Except to say that they’re going to have seismic consequences for what we do every day in a matter of years vs. decades.

Sweet girl

This photo, taken in Mo’orea, French Polynesia in 2024, captures the eye of a humpback whale named Sweet Girl, just days before her tragic death. Four days after I captured this intimate moment, she was struck and killed by a fast-moving ship. Her death serves as a heartbreaking reminder of the 20,000 whales lost to ship strikes every year. We are using her story to advocate for stronger protections, petitioning for stricter speed laws around Tahiti and Mo’orea during whale season. I hope Sweet Girl’s legacy will spark real change to protect these incredible animals and prevent further senseless loss. | Rachel Moore

The UN World Ocean Day photo winners features some riveting photos. This was the deserved and poignant winner – a reminder to us that other incredible creatures bare the brunt of our choices.

Choose thoughtfully, we must.

Distraught on the air train

I was on the “air train” between the parking lot and the terminals at the airport at San Francisco (SFO). As I stared out of the train, I vividly recalled a similar journey I’d taken over a decade ago.

Only that time I was distraught.

For three out of my four college years, I’d worked on a start-up that didn’t pan out.
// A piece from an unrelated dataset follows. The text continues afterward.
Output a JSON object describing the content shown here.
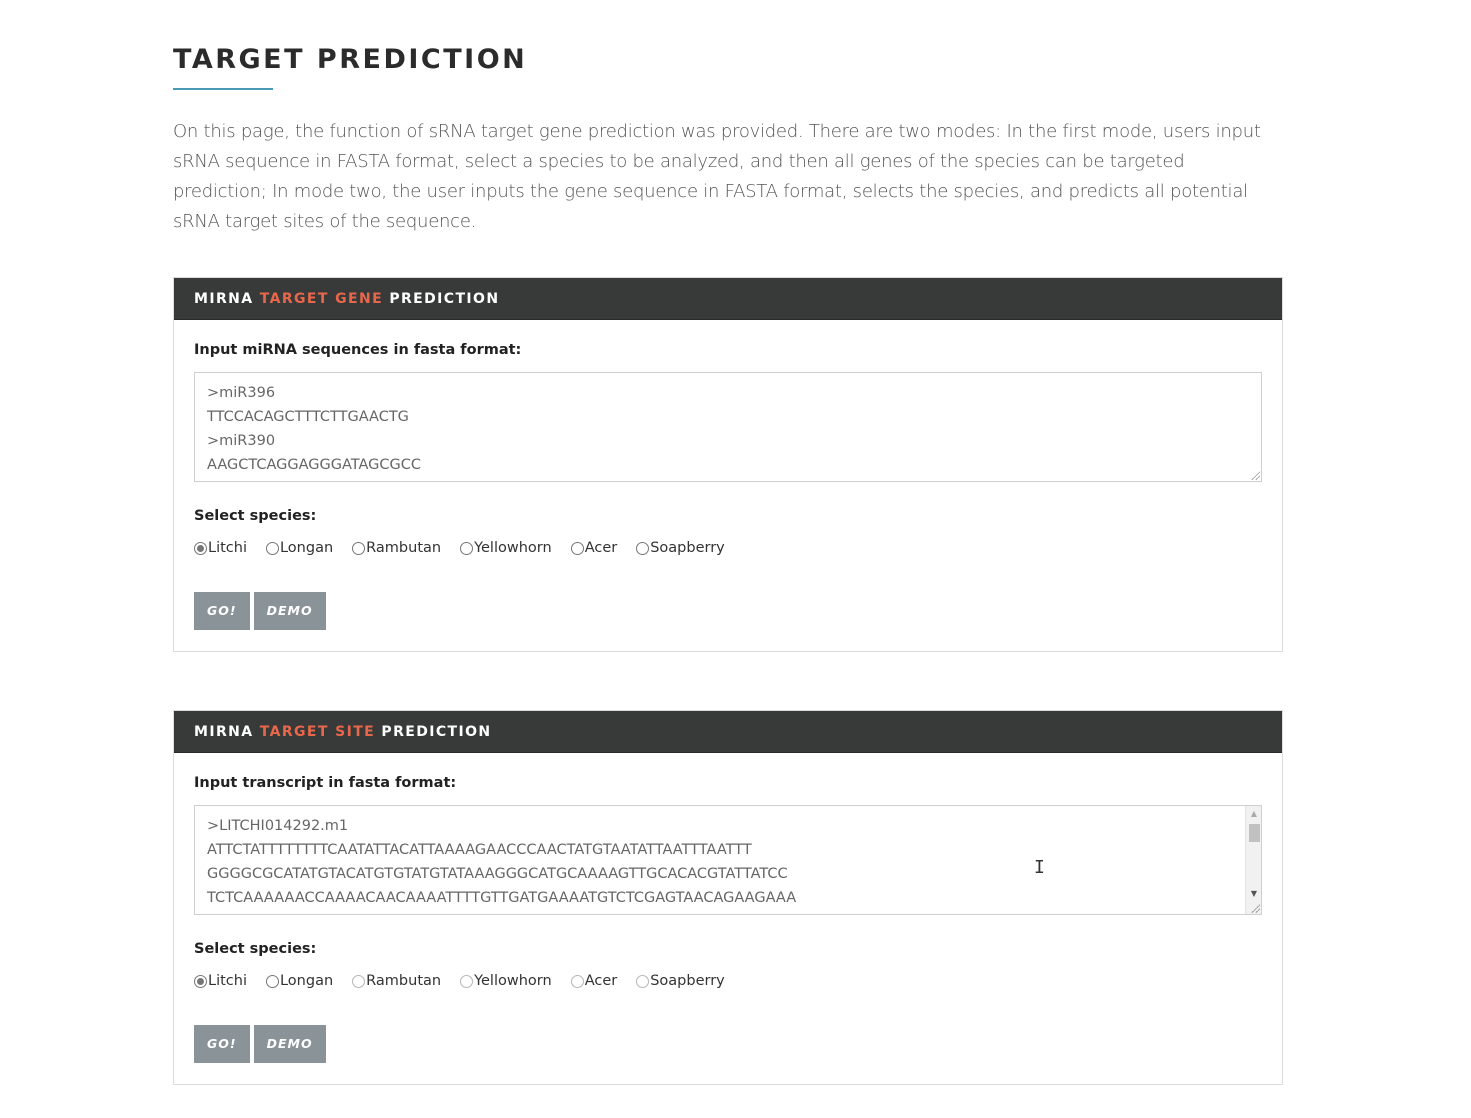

A big part of that experience was a shared desire to scale and make it to the Bay Area. That was the place to be if you were attempting to build a technology start up in the mid 2000s.

That dream stayed with me. After 3 years of working as a consultant following graduation, I’d gotten an opportunity to interview in a strategy role at a large tech firm which was, crucially, open to sponsoring a visa. It was quite literally a ticket to a dream.
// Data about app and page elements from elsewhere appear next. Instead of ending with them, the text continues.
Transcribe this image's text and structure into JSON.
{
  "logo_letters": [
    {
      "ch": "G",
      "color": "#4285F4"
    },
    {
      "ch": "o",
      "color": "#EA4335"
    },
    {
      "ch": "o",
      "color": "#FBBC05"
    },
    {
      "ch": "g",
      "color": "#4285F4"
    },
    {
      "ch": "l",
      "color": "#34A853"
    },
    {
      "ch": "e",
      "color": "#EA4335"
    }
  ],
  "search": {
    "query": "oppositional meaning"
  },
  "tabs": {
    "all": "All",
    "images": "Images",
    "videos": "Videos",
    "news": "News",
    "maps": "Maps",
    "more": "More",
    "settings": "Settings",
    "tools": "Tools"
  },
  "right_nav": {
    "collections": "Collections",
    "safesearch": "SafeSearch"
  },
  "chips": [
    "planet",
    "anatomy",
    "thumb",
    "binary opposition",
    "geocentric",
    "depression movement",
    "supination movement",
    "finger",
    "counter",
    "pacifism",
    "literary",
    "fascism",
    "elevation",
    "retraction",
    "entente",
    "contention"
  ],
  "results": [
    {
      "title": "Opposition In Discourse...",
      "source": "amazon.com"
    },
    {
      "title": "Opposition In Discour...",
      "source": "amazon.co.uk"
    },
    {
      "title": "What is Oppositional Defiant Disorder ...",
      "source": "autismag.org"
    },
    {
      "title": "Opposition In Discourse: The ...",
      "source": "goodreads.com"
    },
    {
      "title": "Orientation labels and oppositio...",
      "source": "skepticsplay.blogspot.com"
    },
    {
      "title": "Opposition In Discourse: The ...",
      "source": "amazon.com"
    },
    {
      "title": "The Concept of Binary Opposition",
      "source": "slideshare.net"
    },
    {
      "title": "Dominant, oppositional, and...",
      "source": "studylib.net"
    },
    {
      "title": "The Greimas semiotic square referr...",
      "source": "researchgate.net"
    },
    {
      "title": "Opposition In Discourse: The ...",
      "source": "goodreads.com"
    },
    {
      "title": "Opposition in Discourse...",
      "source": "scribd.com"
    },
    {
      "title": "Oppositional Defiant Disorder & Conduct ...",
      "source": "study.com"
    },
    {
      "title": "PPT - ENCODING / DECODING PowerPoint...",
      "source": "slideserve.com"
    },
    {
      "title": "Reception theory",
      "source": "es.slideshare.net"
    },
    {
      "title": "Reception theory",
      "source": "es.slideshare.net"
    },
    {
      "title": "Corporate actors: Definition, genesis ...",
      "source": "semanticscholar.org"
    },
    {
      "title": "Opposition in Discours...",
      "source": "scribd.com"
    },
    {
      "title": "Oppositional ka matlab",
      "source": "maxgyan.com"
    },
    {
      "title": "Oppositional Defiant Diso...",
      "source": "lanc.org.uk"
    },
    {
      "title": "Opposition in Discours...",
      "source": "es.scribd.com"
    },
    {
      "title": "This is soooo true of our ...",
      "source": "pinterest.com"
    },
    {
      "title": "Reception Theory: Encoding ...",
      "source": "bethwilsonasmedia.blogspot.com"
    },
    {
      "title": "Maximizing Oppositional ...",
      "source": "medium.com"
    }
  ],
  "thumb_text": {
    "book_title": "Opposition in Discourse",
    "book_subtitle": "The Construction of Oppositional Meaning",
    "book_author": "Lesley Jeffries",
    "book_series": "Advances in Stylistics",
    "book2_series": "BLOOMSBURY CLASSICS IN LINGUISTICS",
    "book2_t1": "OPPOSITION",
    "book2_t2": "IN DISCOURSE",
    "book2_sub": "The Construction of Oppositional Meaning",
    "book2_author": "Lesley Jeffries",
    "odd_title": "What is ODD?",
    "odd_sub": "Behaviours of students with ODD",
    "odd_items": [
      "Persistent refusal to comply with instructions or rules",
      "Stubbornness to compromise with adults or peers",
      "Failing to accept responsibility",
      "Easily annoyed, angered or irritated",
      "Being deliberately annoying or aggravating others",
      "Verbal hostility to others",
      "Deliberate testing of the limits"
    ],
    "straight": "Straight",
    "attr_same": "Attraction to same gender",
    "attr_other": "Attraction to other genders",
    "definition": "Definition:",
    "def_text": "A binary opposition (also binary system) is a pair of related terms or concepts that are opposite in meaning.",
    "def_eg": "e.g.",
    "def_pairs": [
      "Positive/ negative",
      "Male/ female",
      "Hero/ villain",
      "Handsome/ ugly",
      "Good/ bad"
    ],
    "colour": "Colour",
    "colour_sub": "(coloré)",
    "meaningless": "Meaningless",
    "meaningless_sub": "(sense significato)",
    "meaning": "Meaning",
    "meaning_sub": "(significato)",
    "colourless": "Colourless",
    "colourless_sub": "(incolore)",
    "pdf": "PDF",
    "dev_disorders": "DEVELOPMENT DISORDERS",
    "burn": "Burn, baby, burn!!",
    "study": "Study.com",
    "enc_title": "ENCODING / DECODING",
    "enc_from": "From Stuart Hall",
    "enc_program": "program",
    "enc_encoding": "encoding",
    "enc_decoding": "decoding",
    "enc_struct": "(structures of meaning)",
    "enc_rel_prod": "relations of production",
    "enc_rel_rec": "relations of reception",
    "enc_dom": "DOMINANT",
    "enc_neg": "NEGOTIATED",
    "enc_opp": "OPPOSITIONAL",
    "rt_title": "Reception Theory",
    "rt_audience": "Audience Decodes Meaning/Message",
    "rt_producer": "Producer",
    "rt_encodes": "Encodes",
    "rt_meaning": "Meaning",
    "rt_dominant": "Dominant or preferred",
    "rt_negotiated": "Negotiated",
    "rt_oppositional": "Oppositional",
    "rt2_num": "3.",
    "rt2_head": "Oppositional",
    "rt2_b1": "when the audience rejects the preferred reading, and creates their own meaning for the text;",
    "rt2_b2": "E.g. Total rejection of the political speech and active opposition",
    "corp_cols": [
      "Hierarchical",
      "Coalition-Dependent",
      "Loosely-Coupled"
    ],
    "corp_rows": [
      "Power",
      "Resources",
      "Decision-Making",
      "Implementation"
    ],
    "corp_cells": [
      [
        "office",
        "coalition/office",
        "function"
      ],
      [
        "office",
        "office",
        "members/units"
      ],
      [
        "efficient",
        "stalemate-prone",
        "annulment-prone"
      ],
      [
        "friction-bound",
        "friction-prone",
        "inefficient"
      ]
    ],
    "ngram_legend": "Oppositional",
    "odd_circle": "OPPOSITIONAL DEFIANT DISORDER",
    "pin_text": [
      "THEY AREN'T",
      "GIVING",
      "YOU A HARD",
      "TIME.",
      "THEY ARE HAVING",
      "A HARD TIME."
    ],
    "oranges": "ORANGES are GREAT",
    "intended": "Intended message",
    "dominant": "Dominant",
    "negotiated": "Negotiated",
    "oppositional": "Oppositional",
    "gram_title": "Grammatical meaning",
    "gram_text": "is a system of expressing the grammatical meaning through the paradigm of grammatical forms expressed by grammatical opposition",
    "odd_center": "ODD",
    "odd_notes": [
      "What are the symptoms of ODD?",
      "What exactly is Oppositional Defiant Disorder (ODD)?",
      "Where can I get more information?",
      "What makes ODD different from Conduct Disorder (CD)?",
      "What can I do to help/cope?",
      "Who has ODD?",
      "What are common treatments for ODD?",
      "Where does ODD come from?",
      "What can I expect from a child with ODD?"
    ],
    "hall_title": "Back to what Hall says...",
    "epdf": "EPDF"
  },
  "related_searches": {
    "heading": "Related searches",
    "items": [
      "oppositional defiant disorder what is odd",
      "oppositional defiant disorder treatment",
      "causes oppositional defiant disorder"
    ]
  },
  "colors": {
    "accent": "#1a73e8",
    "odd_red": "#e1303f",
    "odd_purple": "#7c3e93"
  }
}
I had finished up a day of interviews. All of them had gone really well – except the last one with the person who led the group. That conversation had felt like a car crash. And I hoped that the rest of the interviewers would save me. But a call just as I reached the airport confirmed that it was indeed a disaster. 

I vividly remember the conversations I had with friends as I was headed out. I was either in tears in some of them or close to tears. That continued into the flight.
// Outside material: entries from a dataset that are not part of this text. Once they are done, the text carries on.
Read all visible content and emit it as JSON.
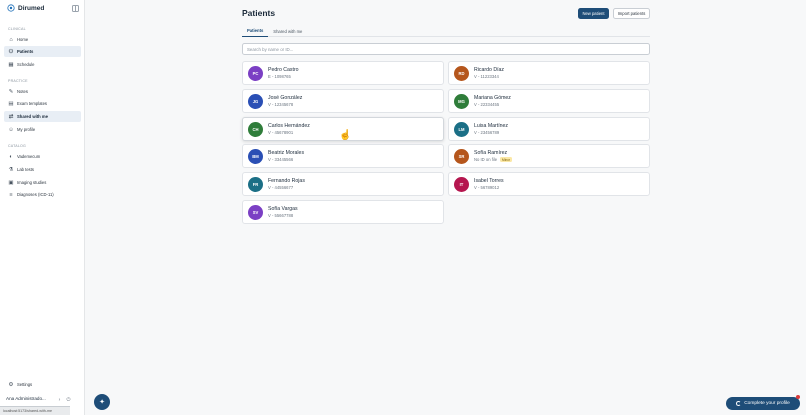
{
  "app": {
    "name": "Dirumed"
  },
  "sidebar": {
    "sections": [
      {
        "label": "CLINICAL",
        "items": [
          {
            "label": "Home",
            "icon": "home-icon",
            "active": false
          },
          {
            "label": "Patients",
            "icon": "people-icon",
            "active": true
          },
          {
            "label": "Schedule",
            "icon": "calendar-icon",
            "active": false
          }
        ]
      },
      {
        "label": "PRACTICE",
        "items": [
          {
            "label": "Notes",
            "icon": "note-icon",
            "active": false
          },
          {
            "label": "Exam templates",
            "icon": "document-icon",
            "active": false
          },
          {
            "label": "Shared with me",
            "icon": "shared-icon",
            "active": true
          },
          {
            "label": "My profile",
            "icon": "user-icon",
            "active": false
          }
        ]
      },
      {
        "label": "CATALOG",
        "items": [
          {
            "label": "Vademecum",
            "icon": "pill-icon",
            "active": false
          },
          {
            "label": "Lab tests",
            "icon": "flask-icon",
            "active": false
          },
          {
            "label": "Imaging studies",
            "icon": "image-icon",
            "active": false
          },
          {
            "label": "Diagnoses (ICD-11)",
            "icon": "list-icon",
            "active": false
          }
        ]
      }
    ],
    "settings_label": "Settings",
    "user_name": "Ana Administrado...",
    "status_text": "localhost:5173/shared-with-me"
  },
  "header": {
    "title": "Patients",
    "new_patient_label": "New patient",
    "import_label": "Import patients"
  },
  "tabs": [
    {
      "label": "Patients",
      "active": true
    },
    {
      "label": "Shared with me",
      "active": false
    }
  ],
  "search": {
    "placeholder": "Search by name or ID..."
  },
  "patients": [
    {
      "initials": "PC",
      "name": "Pedro Castro",
      "id": "E - 1098765",
      "color": "#7b3fc4",
      "badge": ""
    },
    {
      "initials": "RD",
      "name": "Ricardo Díaz",
      "id": "V - 11223344",
      "color": "#b5561c",
      "badge": ""
    },
    {
      "initials": "JG",
      "name": "José González",
      "id": "V - 12345678",
      "color": "#2a4fb5",
      "badge": ""
    },
    {
      "initials": "MG",
      "name": "Mariana Gómez",
      "id": "V - 22334455",
      "color": "#2f7d3a",
      "badge": ""
    },
    {
      "initials": "CH",
      "name": "Carlos Hernández",
      "id": "V - 45678901",
      "color": "#2f7d3a",
      "badge": ""
    },
    {
      "initials": "LM",
      "name": "Luisa Martínez",
      "id": "V - 23456789",
      "color": "#1b6f86",
      "badge": ""
    },
    {
      "initials": "BM",
      "name": "Beatriz Morales",
      "id": "V - 33445566",
      "color": "#2a4fb5",
      "badge": ""
    },
    {
      "initials": "SR",
      "name": "Sofía Ramírez",
      "id": "No ID on file",
      "color": "#b5561c",
      "badge": "Minor"
    },
    {
      "initials": "FR",
      "name": "Fernando Rojas",
      "id": "V - 44556677",
      "color": "#1b6f86",
      "badge": ""
    },
    {
      "initials": "IT",
      "name": "Isabel Torres",
      "id": "V - 56789012",
      "color": "#b5164f",
      "badge": ""
    },
    {
      "initials": "SV",
      "name": "Sofía Vargas",
      "id": "V - 55667788",
      "color": "#7b3fc4",
      "badge": ""
    }
  ],
  "footer": {
    "complete_profile_label": "Complete your profile"
  },
  "colors": {
    "primary": "#1e4d78"
  }
}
As it was a long flight back to Asia, the company had flown me business class – a rare experience. It was both incredibly comfortable and deeply unenjoyable. There was a lot of tossing and turning amidst tears on that flight.

I think about that experience from time to time because it gives me a lot of perspective.

First, what felt like a debilitating failure at the time wasn’t one. I did make it to the Bay Area – 3.5 years and a couple of failures and detours later. Failure is definitely not the falling down, it is the staying down.

Second, it is an experience that never fails to remind me that things don’t often work out in the time scale you hope.

Third, comfort and luxury can’t help us if we’re not at peace mentally.

Finally, it reminds me to never take my day-to-day for granted. It was but a dream once.